The Pioneer Boys of the Missouri; Or, in the Country of the Sioux
1914

The Pioneer Boys of the Missouri; Or, in the Country of the Sioux
1914
Summer on the Missouri River, 1914. Two cousins, Dick and Roger Armstrong, reel in catfish and dream of the frontier life their fathers built. But the boys' peaceful fishing trip shatters when they learn the truth: a flaw in the family's land title threatens to snatch their homestead from under them. The only man who can save it is Jasper Williams, a mystery man headed into Sioux territory. The cousins don't hesitate. They launch a canoe into the mighty Missouri, chasing a future that hangs by a thread. What follows is pure boyhood adventure: wilderness camping, river rapids, tracking through unbroken country, and the ever-present dread of the Sioux. A cunning French trader complicates their path, and the frontier proves far more dangerous than any fishing trip. Yet the boys carry the weight of their families' survival on their shoulders, and refusal isn't in their blood.

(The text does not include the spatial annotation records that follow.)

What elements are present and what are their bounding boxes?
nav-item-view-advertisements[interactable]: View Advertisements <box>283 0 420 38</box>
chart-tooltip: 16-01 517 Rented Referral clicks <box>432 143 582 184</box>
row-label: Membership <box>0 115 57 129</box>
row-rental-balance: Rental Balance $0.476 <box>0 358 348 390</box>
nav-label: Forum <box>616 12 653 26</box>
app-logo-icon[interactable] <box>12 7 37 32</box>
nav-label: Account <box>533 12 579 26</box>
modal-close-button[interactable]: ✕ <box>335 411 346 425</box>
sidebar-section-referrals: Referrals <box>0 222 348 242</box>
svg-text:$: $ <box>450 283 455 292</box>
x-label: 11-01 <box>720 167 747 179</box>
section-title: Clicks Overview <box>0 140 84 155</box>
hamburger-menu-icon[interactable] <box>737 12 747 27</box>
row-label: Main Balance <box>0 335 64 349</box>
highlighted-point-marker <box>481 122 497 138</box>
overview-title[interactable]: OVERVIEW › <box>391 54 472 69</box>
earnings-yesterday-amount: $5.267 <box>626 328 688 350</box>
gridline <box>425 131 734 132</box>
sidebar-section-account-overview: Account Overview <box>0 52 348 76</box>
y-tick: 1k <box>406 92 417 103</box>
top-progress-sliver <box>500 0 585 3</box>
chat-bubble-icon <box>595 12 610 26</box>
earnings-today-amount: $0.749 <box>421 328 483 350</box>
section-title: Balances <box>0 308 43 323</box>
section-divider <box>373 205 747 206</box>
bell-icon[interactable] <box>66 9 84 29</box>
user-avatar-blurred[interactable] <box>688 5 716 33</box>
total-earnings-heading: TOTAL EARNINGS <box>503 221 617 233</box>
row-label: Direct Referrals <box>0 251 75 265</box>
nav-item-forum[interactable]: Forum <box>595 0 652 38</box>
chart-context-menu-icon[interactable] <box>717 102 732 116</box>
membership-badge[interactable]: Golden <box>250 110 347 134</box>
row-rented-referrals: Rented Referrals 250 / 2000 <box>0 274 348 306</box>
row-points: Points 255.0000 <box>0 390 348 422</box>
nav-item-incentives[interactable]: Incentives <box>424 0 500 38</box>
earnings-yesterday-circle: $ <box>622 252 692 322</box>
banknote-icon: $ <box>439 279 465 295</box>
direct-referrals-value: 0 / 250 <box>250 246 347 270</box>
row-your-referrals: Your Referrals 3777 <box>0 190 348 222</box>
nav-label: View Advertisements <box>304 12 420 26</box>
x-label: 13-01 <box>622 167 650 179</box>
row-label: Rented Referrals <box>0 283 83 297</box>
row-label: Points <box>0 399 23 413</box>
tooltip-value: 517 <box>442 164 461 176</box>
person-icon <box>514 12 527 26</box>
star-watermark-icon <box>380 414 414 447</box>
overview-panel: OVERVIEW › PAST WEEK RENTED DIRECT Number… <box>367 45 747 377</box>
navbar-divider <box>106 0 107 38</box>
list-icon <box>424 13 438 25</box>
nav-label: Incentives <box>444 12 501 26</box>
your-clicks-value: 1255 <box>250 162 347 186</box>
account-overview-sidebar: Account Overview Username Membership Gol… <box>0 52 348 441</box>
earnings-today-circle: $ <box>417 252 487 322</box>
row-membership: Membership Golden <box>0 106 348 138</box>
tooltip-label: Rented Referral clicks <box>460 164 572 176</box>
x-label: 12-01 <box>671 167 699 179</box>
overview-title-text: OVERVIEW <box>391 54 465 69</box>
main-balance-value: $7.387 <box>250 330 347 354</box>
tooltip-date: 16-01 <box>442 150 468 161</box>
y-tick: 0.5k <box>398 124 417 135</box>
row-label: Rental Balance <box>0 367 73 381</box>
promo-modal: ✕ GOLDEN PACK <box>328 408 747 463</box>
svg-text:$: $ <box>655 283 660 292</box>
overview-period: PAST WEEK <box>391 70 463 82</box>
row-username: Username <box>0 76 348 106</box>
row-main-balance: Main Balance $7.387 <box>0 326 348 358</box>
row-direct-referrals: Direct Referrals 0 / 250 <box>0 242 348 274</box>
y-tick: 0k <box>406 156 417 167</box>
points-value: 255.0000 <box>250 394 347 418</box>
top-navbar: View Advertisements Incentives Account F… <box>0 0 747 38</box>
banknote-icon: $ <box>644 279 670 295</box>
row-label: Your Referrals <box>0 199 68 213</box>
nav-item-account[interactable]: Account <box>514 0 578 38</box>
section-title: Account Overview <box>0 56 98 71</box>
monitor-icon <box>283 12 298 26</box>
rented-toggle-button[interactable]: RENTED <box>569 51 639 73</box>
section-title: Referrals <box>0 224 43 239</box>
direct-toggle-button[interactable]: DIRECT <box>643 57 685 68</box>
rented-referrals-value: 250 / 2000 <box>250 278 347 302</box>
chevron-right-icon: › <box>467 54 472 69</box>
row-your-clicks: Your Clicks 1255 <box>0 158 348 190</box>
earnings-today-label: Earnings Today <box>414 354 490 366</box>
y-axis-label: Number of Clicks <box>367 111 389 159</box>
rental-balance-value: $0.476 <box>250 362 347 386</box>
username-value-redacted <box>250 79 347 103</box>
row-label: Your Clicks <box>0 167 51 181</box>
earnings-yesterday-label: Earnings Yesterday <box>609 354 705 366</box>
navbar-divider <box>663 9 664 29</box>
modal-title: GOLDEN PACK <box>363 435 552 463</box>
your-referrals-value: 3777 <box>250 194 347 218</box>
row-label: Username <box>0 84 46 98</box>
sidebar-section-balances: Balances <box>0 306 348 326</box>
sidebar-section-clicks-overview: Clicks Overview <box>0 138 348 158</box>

This is the kind of story that made American boys dream of leather and longitude, of proving themselves against rivers, elements, and enemies. Rathborne writes with the kinetic energy of a dime novel and the heart of a family saga. It's adventure fiction in its purest form: stakes you can feel, danger you can taste, and two boys willing to risk everything for the land their fathers won.